Would you believe it, a truck with a trailer appeared in front of me, also struggling up the mountain. Cheerfully indicating to overtake him with my right blinker, he signaled that I should go ahead. Since driving behind the truck wasn't ideal either, I took the risk. With a slightly wobbling rear wheel and the cliff on my left, I passed him. In such a situation, a truck with a trailer can be quite long.

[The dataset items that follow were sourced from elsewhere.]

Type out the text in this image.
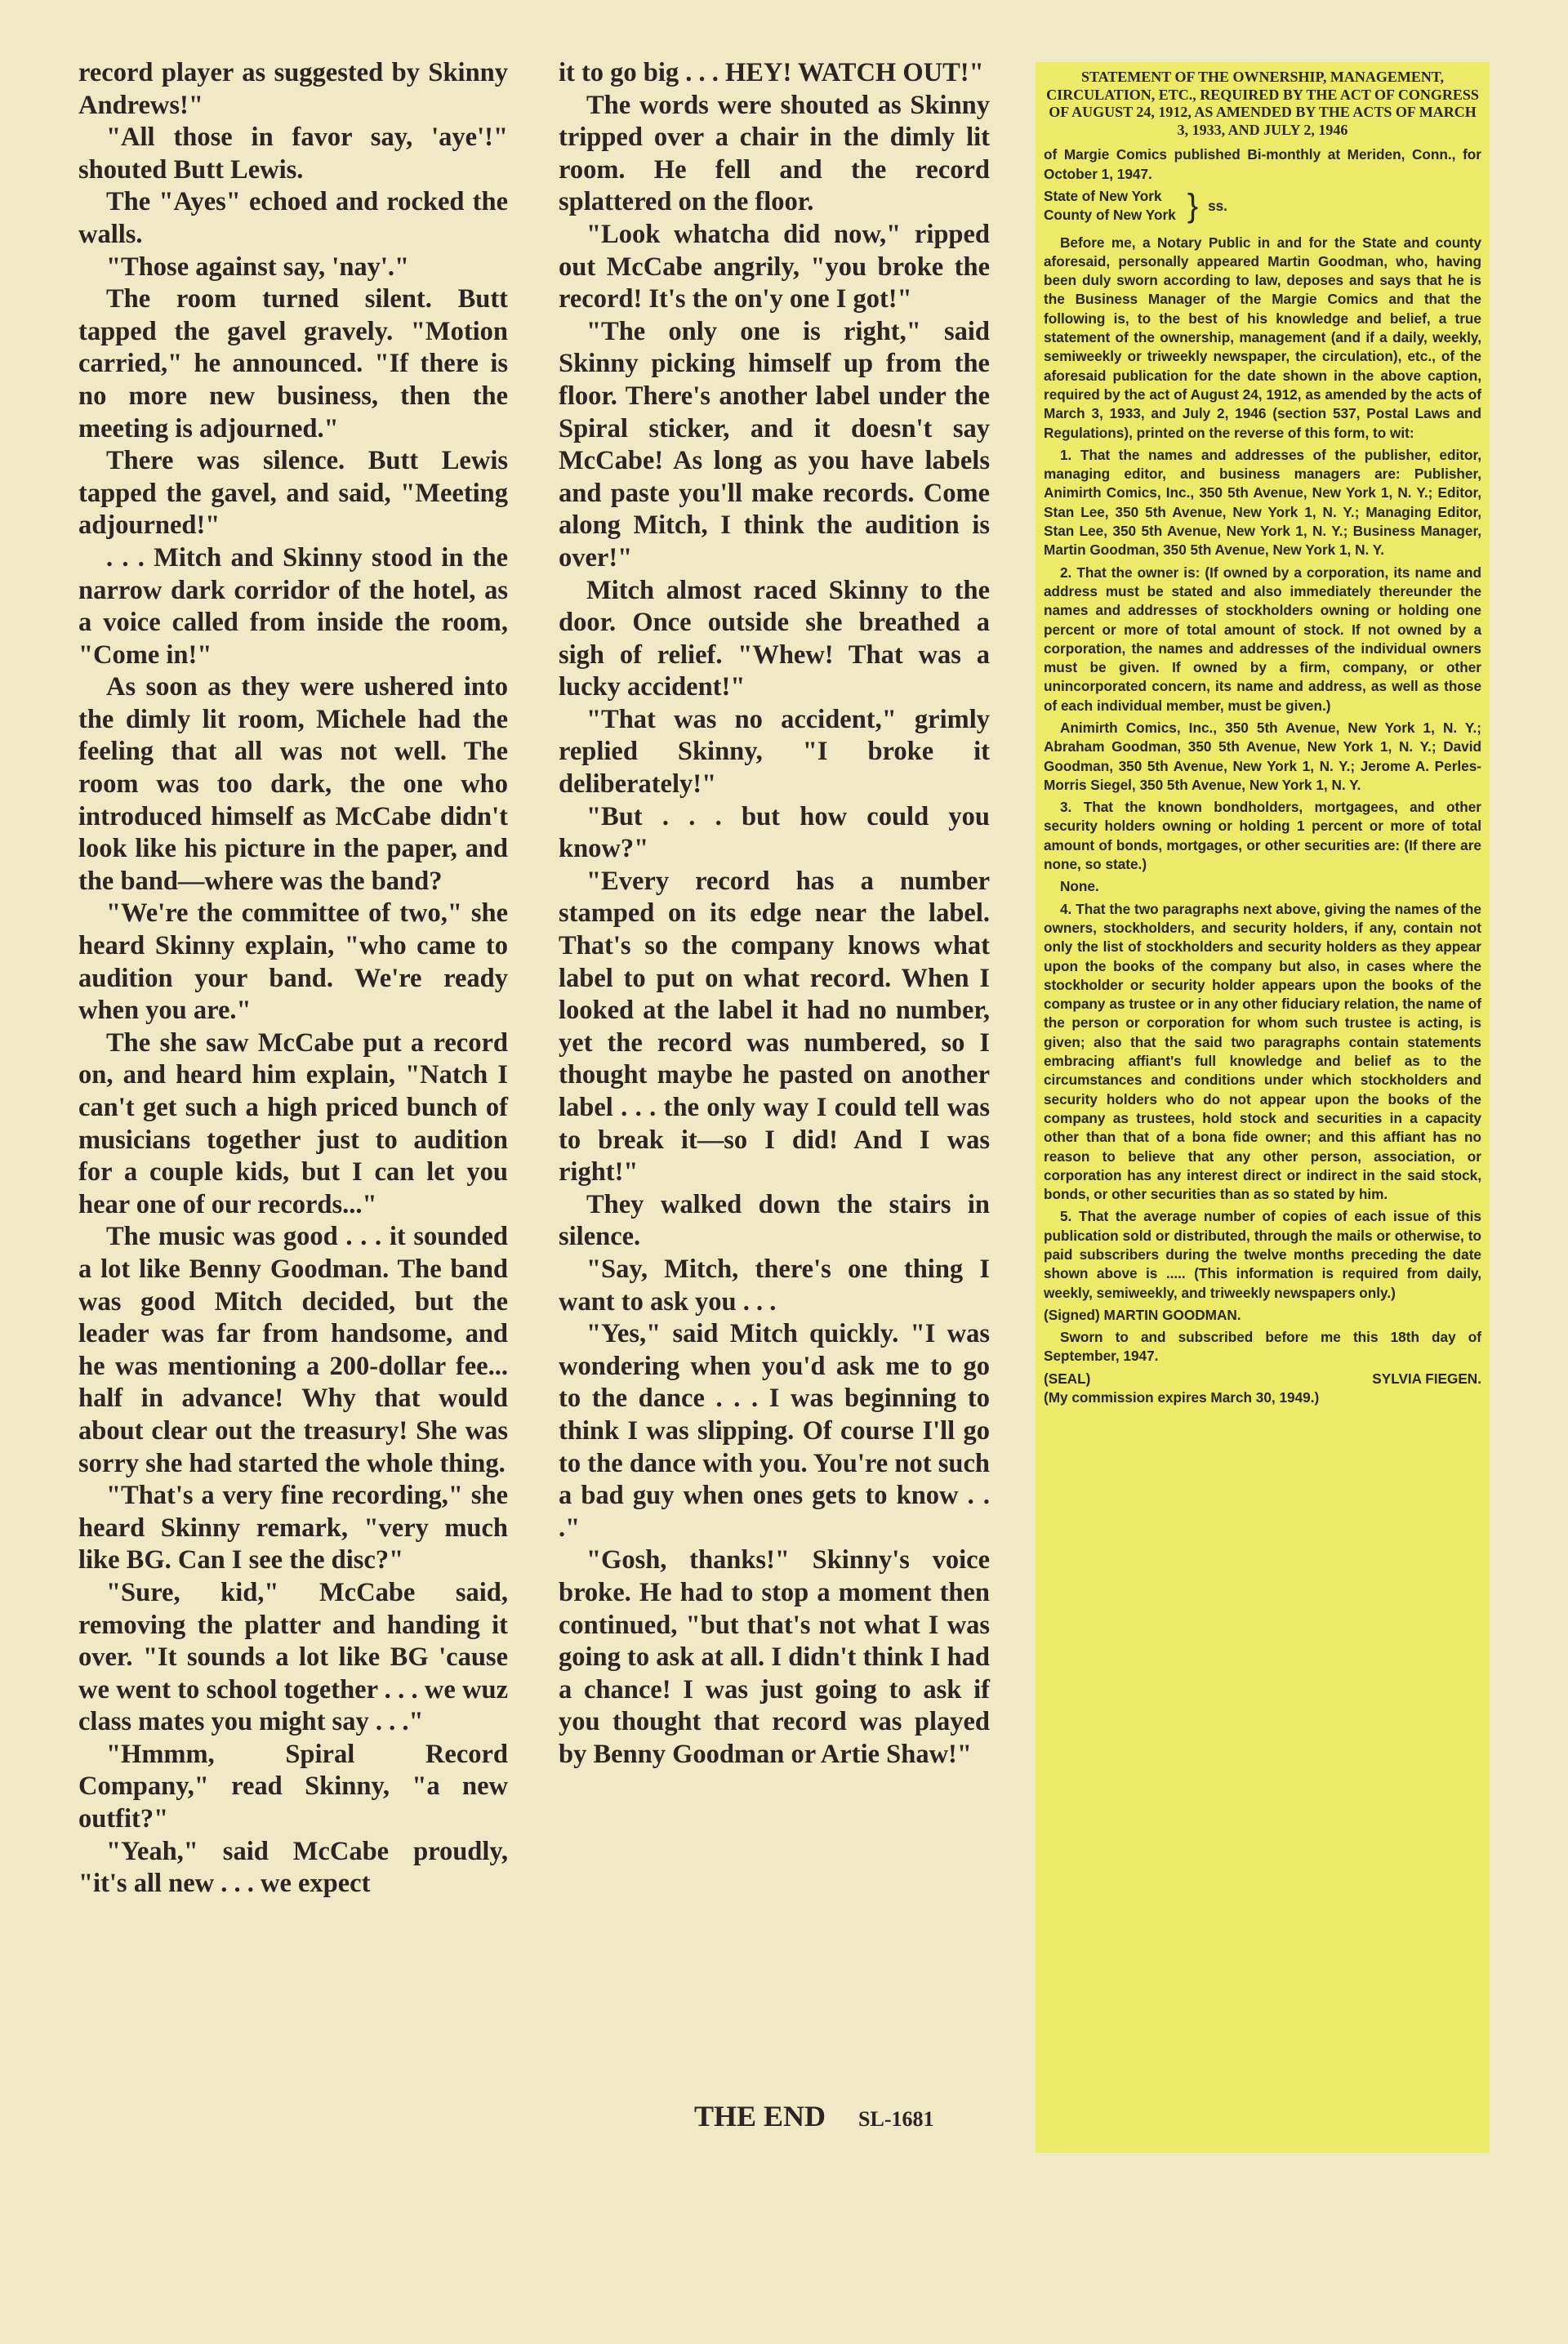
record player as suggested by Skinny Andrews!"

"All those in favor say, 'aye'!" shouted Butt Lewis.

The "Ayes" echoed and rocked the walls.

"Those against say, 'nay'."

The room turned silent. Butt tapped the gavel gravely. "Motion carried," he announced. "If there is no more new business, then the meeting is adjourned."

There was silence. Butt Lewis tapped the gavel, and said, "Meeting adjourned!"

. . . Mitch and Skinny stood in the narrow dark corridor of the hotel, as a voice called from inside the room, "Come in!"

As soon as they were ushered into the dimly lit room, Michele had the feeling that all was not well. The room was too dark, the one who introduced himself as McCabe didn't look like his picture in the paper, and the band—where was the band?

"We're the committee of two," she heard Skinny explain, "who came to audition your band. We're ready when you are."

The she saw McCabe put a record on, and heard him explain, "Natch I can't get such a high priced bunch of musicians together just to audition for a couple kids, but I can let you hear one of our records..."

The music was good . . . it sounded a lot like Benny Goodman. The band was good Mitch decided, but the leader was far from handsome, and he was mentioning a 200-dollar fee... half in advance! Why that would about clear out the treasury! She was sorry she had started the whole thing.

"That's a very fine recording," she heard Skinny remark, "very much like BG. Can I see the disc?"

"Sure, kid," McCabe said, removing the platter and handing it over. "It sounds a lot like BG 'cause we went to school together . . . we wuz class mates you might say . . ."

"Hmmm, Spiral Record Company," read Skinny, "a new outfit?"

"Yeah," said McCabe proudly, "it's all new . . . we expect

it to go big . . . HEY! WATCH OUT!"

The words were shouted as Skinny tripped over a chair in the dimly lit room. He fell and the record splattered on the floor.

"Look whatcha did now," ripped out McCabe angrily, "you broke the record! It's the on'y one I got!"

"The only one is right," said Skinny picking himself up from the floor. There's another label under the Spiral sticker, and it doesn't say McCabe! As long as you have labels and paste you'll make records. Come along Mitch, I think the audition is over!"

Mitch almost raced Skinny to the door. Once outside she breathed a sigh of relief. "Whew! That was a lucky accident!"

"That was no accident," grimly replied Skinny, "I broke it deliberately!"

"But . . . but how could you know?"

"Every record has a number stamped on its edge near the label. That's so the company knows what label to put on what record. When I looked at the label it had no number, yet the record was numbered, so I thought maybe he pasted on another label . . . the only way I could tell was to break it—so I did! And I was right!"

They walked down the stairs in silence.

"Say, Mitch, there's one thing I want to ask you . . .

"Yes," said Mitch quickly. "I was wondering when you'd ask me to go to the dance . . . I was beginning to think I was slipping. Of course I'll go to the dance with you. You're not such a bad guy when ones gets to know . . ."

"Gosh, thanks!" Skinny's voice broke. He had to stop a moment then continued, "but that's not what I was going to ask at all. I didn't think I had a chance! I was just going to ask if you thought that record was played by Benny Goodman or Artie Shaw!"

THE END SL-1681
STATEMENT OF THE OWNERSHIP, MANAGEMENT, CIRCULATION, ETC., REQUIRED BY THE ACT OF CONGRESS OF AUGUST 24, 1912, AS AMENDED BY THE ACTS OF MARCH 3, 1933, AND JULY 2, 1946

of Margie Comics published Bi-monthly at Meriden, Conn., for October 1, 1947.

State of New York
County of New York } ss.

Before me, a Notary Public in and for the State and county aforesaid, personally appeared Martin Goodman, who, having been duly sworn according to law, deposes and says that he is the Business Manager of the Margie Comics and that the following is, to the best of his knowledge and belief, a true statement of the ownership, management (and if a daily, weekly, semiweekly or triweekly newspaper, the circulation), etc., of the aforesaid publication for the date shown in the above caption, required by the act of August 24, 1912, as amended by the acts of March 3, 1933, and July 2, 1946 (section 537, Postal Laws and Regulations), printed on the reverse of this form, to wit:

1. That the names and addresses of the publisher, editor, managing editor, and business managers are: Publisher, Animirth Comics, Inc., 350 5th Avenue, New York 1, N. Y.; Editor, Stan Lee, 350 5th Avenue, New York 1, N. Y.; Managing Editor, Stan Lee, 350 5th Avenue, New York 1, N. Y.; Business Manager, Martin Goodman, 350 5th Avenue, New York 1, N. Y.

2. That the owner is: (If owned by a corporation, its name and address must be stated and also immediately thereunder the names and addresses of stockholders owning or holding one percent or more of total amount of stock. If not owned by a corporation, the names and addresses of the individual owners must be given. If owned by a firm, company, or other unincorporated concern, its name and address, as well as those of each individual member, must be given.)

Animirth Comics, Inc., 350 5th Avenue, New York 1, N. Y.; Abraham Goodman, 350 5th Avenue, New York 1, N. Y.; David Goodman, 350 5th Avenue, New York 1, N. Y.; Jerome A. Perles-Morris Siegel, 350 5th Avenue, New York 1, N. Y.

3. That the known bondholders, mortgagees, and other security holders owning or holding 1 percent or more of total amount of bonds, mortgages, or other securities are: (If there are none, so state.)

None.

4. That the two paragraphs next above, giving the names of the owners, stockholders, and security holders, if any, contain not only the list of stockholders and security holders as they appear upon the books of the company but also, in cases where the stockholder or security holder appears upon the books of the company as trustee or in any other fiduciary relation, the name of the person or corporation for whom such trustee is acting, is given; also that the said two paragraphs contain statements embracing affiant's full knowledge and belief as to the circumstances and conditions under which stockholders and security holders who do not appear upon the books of the company as trustees, hold stock and securities in a capacity other than that of a bona fide owner; and this affiant has no reason to believe that any other person, association, or corporation has any interest direct or indirect in the said stock, bonds, or other securities than as so stated by him.

5. That the average number of copies of each issue of this publication sold or distributed, through the mails or otherwise, to paid subscribers during the twelve months preceding the date shown above is ..... (This information is required from daily, weekly, semiweekly, and triweekly newspapers only.)

(Signed) MARTIN GOODMAN.

Sworn to and subscribed before me this 18th day of September, 1947.

(SEAL)	SYLVIA FIEGEN.

(My commission expires March 30, 1949.)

I arrived back at the campsite in the dry towards evening. Africa Twin Dieter was already waiting for me and asked if we wanted to go out for a small meal to end the trip. Said and done. On the other side of the street, there is Kaffi Lára, which also serves a self-brewed beer called El Grillo. This and the pork neck with baked potato and salad were not to be scoffed at. Back at the campsite, we stood in front of the tents for a while, talked to other campers, and noticed, thanks to the evening sky, that it would probably stay dry tonight and there was a chance to pack our tents dry in the morning.


However, it wasn't warm, so we soon retreated to our tents.

Risposta (1)

Alex
Wie jezz? Traktionskontrolle? XD XD XD Du Sissy! Aber schön, dass Du so n tollen Urlaub erleben kannst!.... Ich freu mich schon auf den "persönlichen" Reisebericht!